Department of General Paediatrics, Asklepios Clinic Sankt Augustin, Sankt Augustin, Germany.
Department of Paediatric and Adolescents Medicine, University Hospital of Cologne, Cologne, Germany.
Pediatr Rheumatol Online J. 2022 Nov 16;20(1):100. doi: 10.1186/s12969-022-00755-x.
Juvenile idiopathic arthritis (JIA) describes heterogenous categories of chronic inflammatory rheumatic conditions of unknown origin in children and adolescents. Epidemiological data in the literature vary, depending on geographic location, ethnicity and the case definition used. We evaluated epidemiology, especially that of the categories defined by the International League of Associations for Rheumatology (ILAR).

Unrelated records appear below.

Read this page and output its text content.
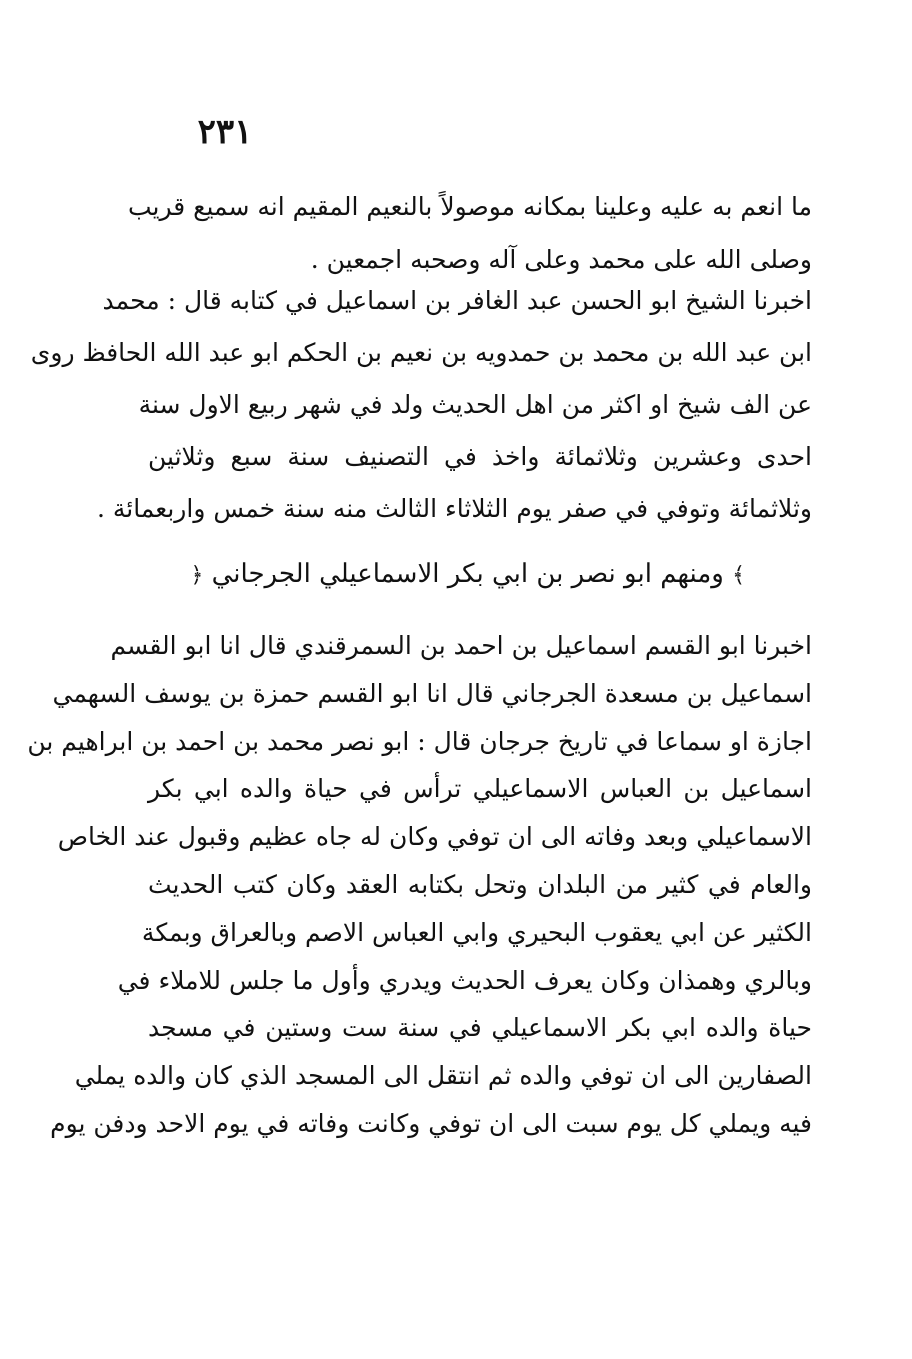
٢٣١
ما انعم به عليه وعلينا بمكانه موصولاً بالنعيم المقيم انه سميع قريب
وصلى الله على محمد وعلى آله وصحبه اجمعين .
اخبرنا الشيخ ابو الحسن عبد الغافر بن اسماعيل في كتابه قال : محمد
ابن عبد الله بن محمد بن حمدويه بن نعيم بن الحكم ابو عبد الله الحافظ روى
عن الف شيخ او اكثر من اهل الحديث ولد في شهر ربيع الاول سنة
احدى وعشرين وثلاثمائة واخذ في التصنيف سنة سبع وثلاثين
وثلاثمائة وتوفي في صفر يوم الثلاثاء الثالث منه سنة خمس واربعمائة .
﴾ ومنهم ابو نصر بن ابي بكر الاسماعيلي الجرجاني ﴿
اخبرنا ابو القسم اسماعيل بن احمد بن السمرقندي قال انا ابو القسم
اسماعيل بن مسعدة الجرجاني قال انا ابو القسم حمزة بن يوسف السهمي
اجازة او سماعا في تاريخ جرجان قال : ابو نصر محمد بن احمد بن ابراهيم بن
اسماعيل بن العباس الاسماعيلي ترأس في حياة والده ابي بكر
الاسماعيلي وبعد وفاته الى ان توفي وكان له جاه عظيم وقبول عند الخاص
والعام في كثير من البلدان وتحل بكتابه العقد وكان كتب الحديث
الكثير عن ابي يعقوب البحيري وابي العباس الاصم وبالعراق وبمكة
وبالري وهمذان وكان يعرف الحديث ويدري وأول ما جلس للاملاء في
حياة والده ابي بكر الاسماعيلي في سنة ست وستين في مسجد
الصفارين الى ان توفي والده ثم انتقل الى المسجد الذي كان والده يملي
فيه ويملي كل يوم سبت الى ان توفي وكانت وفاته في يوم الاحد ودفن يوم
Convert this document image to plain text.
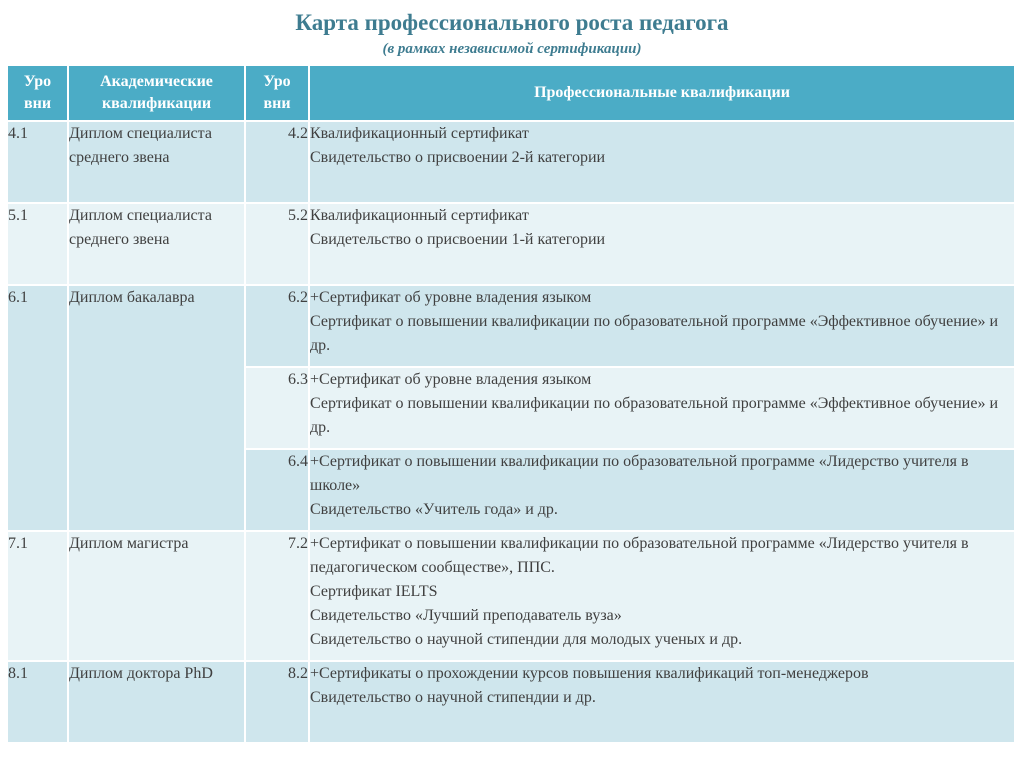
Карта профессионального роста педагога
(в рамках независимой сертификации)
Уро вни	Академические квалификации	Уро вни	Профессиональные квалификации
4.1	Диплом специалиста среднего звена	4.2	Квалификационный сертификат
Свидетельство о присвоении 2-й категории

5.1	Диплом специалиста среднего звена	5.2	Квалификационный сертификат
Свидетельство о присвоении 1-й категории

6.1	Диплом бакалавра	6.2	+Сертификат об уровне владения языком
Сертификат о повышении квалификации по образовательной программе «Эффективное обучение» и др.

		6.3	+Сертификат об уровне владения языком
Сертификат о повышении квалификации по образовательной программе «Эффективное обучение» и др.

		6.4	+Сертификат о повышении квалификации по образовательной программе «Лидерство учителя в школе»
Свидетельство «Учитель года» и др.

7.1	Диплом магистра	7.2	+Сертификат о повышении квалификации по образовательной программе «Лидерство учителя в педагогическом сообществе», ППС.
Сертификат IELTS
Свидетельство «Лучший преподаватель вуза»
Свидетельство о научной стипендии для молодых ученых и др.

8.1	Диплом доктора PhD	8.2	+Сертификаты о прохождении курсов повышения квалификаций топ-менеджеров
Свидетельство о научной стипендии и др.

Using data from two different longitudinal health claims databases (WIG2 and InGef) from January 1, 2013 to December 31, 2019, we looked at patients aged 2 to 15 years old with at least one main inpatient or two secondary inpatient/verified outpatient ICD-10 diagnoses in at least two different quarters within one calendar year. We calculated prevalence and incidence (per 100,000 patients) and extrapolated data to the entire German population, looking at differences in gender and age groups. Additionally, we collected data on "other" not necessary comorbidities in our JIA patient population.
Of the 3-4 million patients in the databases (respectively) in 2018, we found a total of 546 (WIG2) and 849 (InGef) patients that met our JIA case definition, with an incidence of 34 (29-41) and 60 (53-67) and prevalence of 133 (122-145) and 168 (157-179). Both incidence and prevalence throughout the age range were mostly higher in females than males, however the difference between females and males increased with increasing age. Of the ILAR categories, oligoarthritis was the most prevalent (70 and 91 per 100,000), with about half of our JIA patients in this category, followed by undifferentiated arthritis (49 and 56 cases per 100,000) and rheumatoid factor negative (RF-) (31 and 39 per 100,000). Incidence in 2018 was the highest in these three categories. Atopic dermatitis, vasomotor and allergic rhinitis, and uveitis were the pre-defined comorbidities seen most often in both databases.
This study provides current incidence and prevalence JIA data in Germany, contributing to knowledge on burden of disease and tools for healthcare planning.
幼年特发性关节炎(JIA)描述了儿童和青少年中病因不明的异质性慢性炎症性风湿性疾病类别。文献中的流行病学数据因地理位置、种族和使用的病例定义而异。我们评估了流行病学,特别是国际风湿病协会联盟(ILAR)定义的类别。
使用来自两个不同纵向健康索赔数据库(WIG2 和 InGef)的数据,时间范围为 2013 年 1 月 1 日至 2019 年 12 月 31 日,我们观察了至少 2 个不同季度内至少有 1 个主要住院或 2 个次要住院/经核实的门诊 ICD-10 诊断的 2 至 15 岁患者。我们计算了发病率(每 10 万患者)和患病率(每 10 万患者),并将数据外推至整个德国人口,观察了性别和年龄组之间的差异。此外,我们还收集了我们 JIA 患者人群中“其他”非必需合并症的数据。
在 2018 年的数据库(分别为)中,我们共发现 546 例(WIG2)和 849 例(InGef)符合 JIA 病例定义的患者,发病率为 34(29-41)和 60(53-67),患病率为 133(122-145)和 168(157-179)。整个年龄范围内,女性的发病率和患病率均高于男性,但随着年龄的增长,女性与男性之间的差异增加。在 ILAR 类别中,寡关节炎最为常见(每 10 万人中有 70 人和 91 人),约有一半的 JIA 患者属于此类,其次是未分化关节炎(每 10 万人中有 49 人和 56 人)和类风湿因子阴性(RF-)(每 10 万人中有 31 人和 39 人)。2018 年这三类的发病率最高。特应性皮炎、血管舒缩性和过敏性鼻炎以及葡萄膜炎是两个数据库中最常见的预先定义的合并症。
本研究提供了德国当前 JIA 的发病率和患病率数据,有助于了解疾病负担和医疗保健规划工具。